Months of rationing both culinary and irrigation water, a greatly diminished production of hay and grain and hydroelectric plants generating at less than half of rated capacity tell the story of the 1988-89 water year in the Sanpete Valley.

And so do the precipitation totals for the water year that ended at midnight on Sept. 30.At the Meadows course near the summit of Ephraim Canyon, Gary Jorgenson, who measures precipitation for the Great Basin Experimental Station, recorded 30.51 inches for the water year. That's only 85 percent of normal.

And at the Headquarters Station, 10 miles above Ephraim, he measured 26.73 inches - 87 percent of the long-time average.

"Those figures account for a short high-water period and the small midsummer runoff," Jorgenson says. They also represent, he said, much less than average water in storage.

Cooperative weather observer Lee J. Anderson totaled 11.76 inches of moisture for the 1988-89 water year in Manti.
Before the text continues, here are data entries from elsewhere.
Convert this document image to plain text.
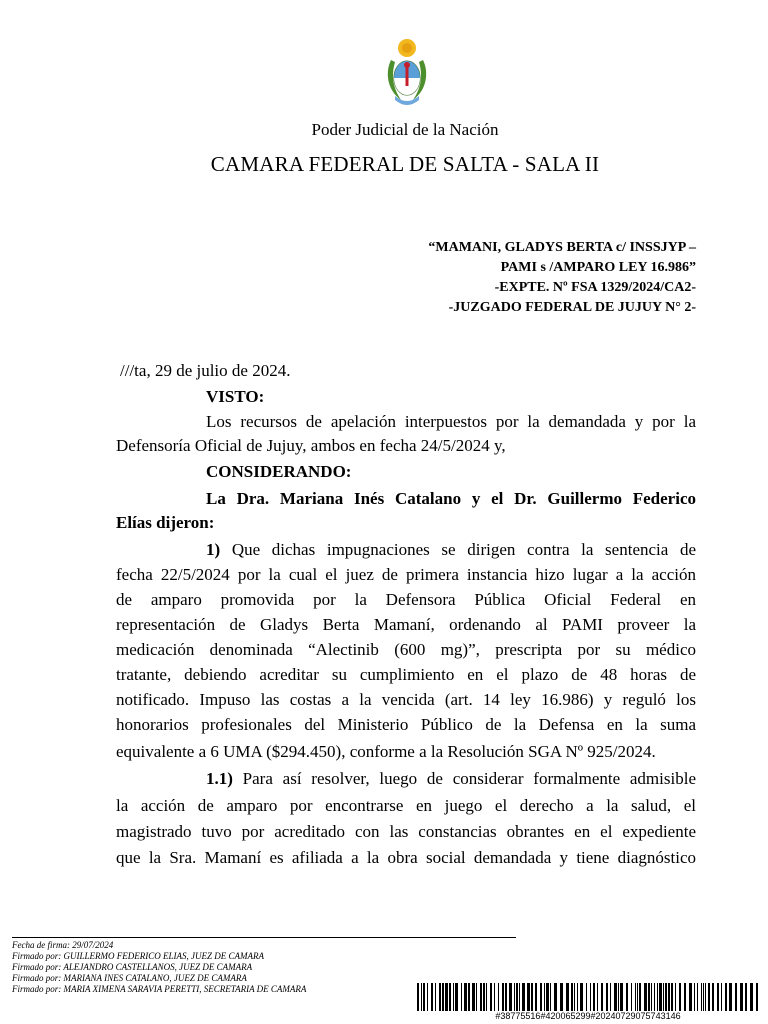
Poder Judicial de la Nación
CAMARA FEDERAL DE SALTA - SALA II
“MAMANI, GLADYS BERTA c/ INSSJYP –
PAMI s /AMPARO LEY 16.986”
-EXPTE. Nº FSA 1329/2024/CA2-
-JUZGADO FEDERAL DE JUJUY N° 2-
///ta, 29 de julio de 2024.
VISTO:
Los recursos de apelación interpuestos por la demandada y por la
Defensoría Oficial de Jujuy, ambos en fecha 24/5/2024 y,
CONSIDERANDO:
La Dra. Mariana Inés Catalano y el Dr. Guillermo Federico
Elías dijeron:
1) Que dichas impugnaciones se dirigen contra la sentencia de
fecha 22/5/2024 por la cual el juez de primera instancia hizo lugar a la acción
de amparo promovida por la Defensora Pública Oficial Federal en
representación de Gladys Berta Mamaní, ordenando al PAMI proveer la
medicación denominada “Alectinib (600 mg)”, prescripta por su médico
tratante, debiendo acreditar su cumplimiento en el plazo de 48 horas de
notificado. Impuso las costas a la vencida (art. 14 ley 16.986) y reguló los
honorarios profesionales del Ministerio Público de la Defensa en la suma
equivalente a 6 UMA ($294.450), conforme a la Resolución SGA Nº 925/2024.
1.1) Para así resolver, luego de considerar formalmente admisible
la acción de amparo por encontrarse en juego el derecho a la salud, el
magistrado tuvo por acreditado con las constancias obrantes en el expediente
que la Sra. Mamaní es afiliada a la obra social demandada y tiene diagnóstico
Fecha de firma: 29/07/2024
Firmado por: GUILLERMO FEDERICO ELIAS, JUEZ DE CAMARA
Firmado por: ALEJANDRO CASTELLANOS, JUEZ DE CAMARA
Firmado por: MARIANA INES CATALANO, JUEZ DE CAMARA
Firmado por: MARIA XIMENA SARAVIA PERETTI, SECRETARIA DE CAMARA
#38775516#420065299#20240729075743146
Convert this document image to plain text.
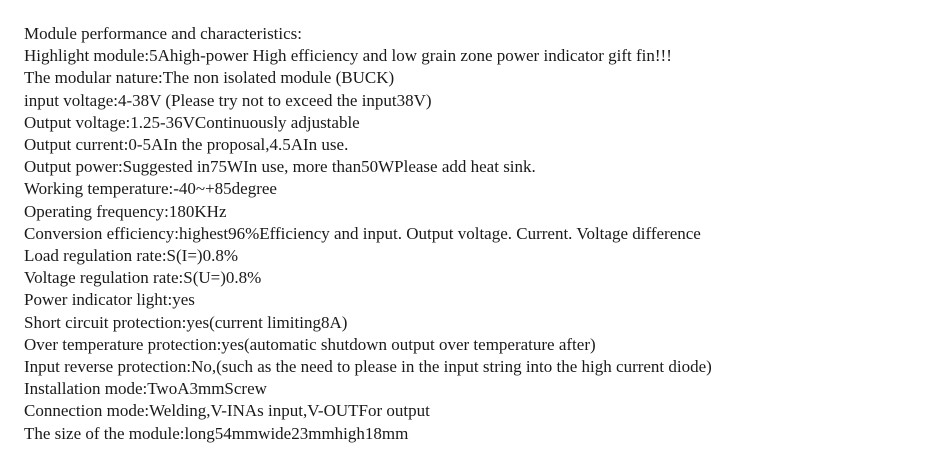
Module performance and characteristics:
Highlight module:5Ahigh-power High efficiency and low grain zone power indicator gift fin!!!
The modular nature:The non isolated module (BUCK)
input voltage:4-38V (Please try not to exceed the input38V)
Output voltage:1.25-36VContinuously adjustable
Output current:0-5AIn the proposal,4.5AIn use.
Output power:Suggested in75WIn use, more than50WPlease add heat sink.
Working temperature:-40~+85degree
Operating frequency:180KHz
Conversion efficiency:highest96%Efficiency and input. Output voltage. Current. Voltage difference
Load regulation rate:S(I=)0.8%
Voltage regulation rate:S(U=)0.8%
Power indicator light:yes
Short circuit protection:yes(current limiting8A)
Over temperature protection:yes(automatic shutdown output over temperature after)
Input reverse protection:No,(such as the need to please in the input string into the high current diode)
Installation mode:TwoA3mmScrew
Connection mode:Welding,V-INAs input,V-OUTFor output
The size of the module:long54mmwide23mmhigh18mm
That's more than an inch under the 80-year average.

"Two months did it," Anderson says. "February, usually one of the wettest months of the year, delivered only .61 inch. And June was even stingier, with .51 inch."

In fact, water year 1988-89 is the third consecutive year of average or below-average precipitation, Anderson points out: 1986-87, 88 percent of average; 87-88, average; 88-89, 91 percent of average.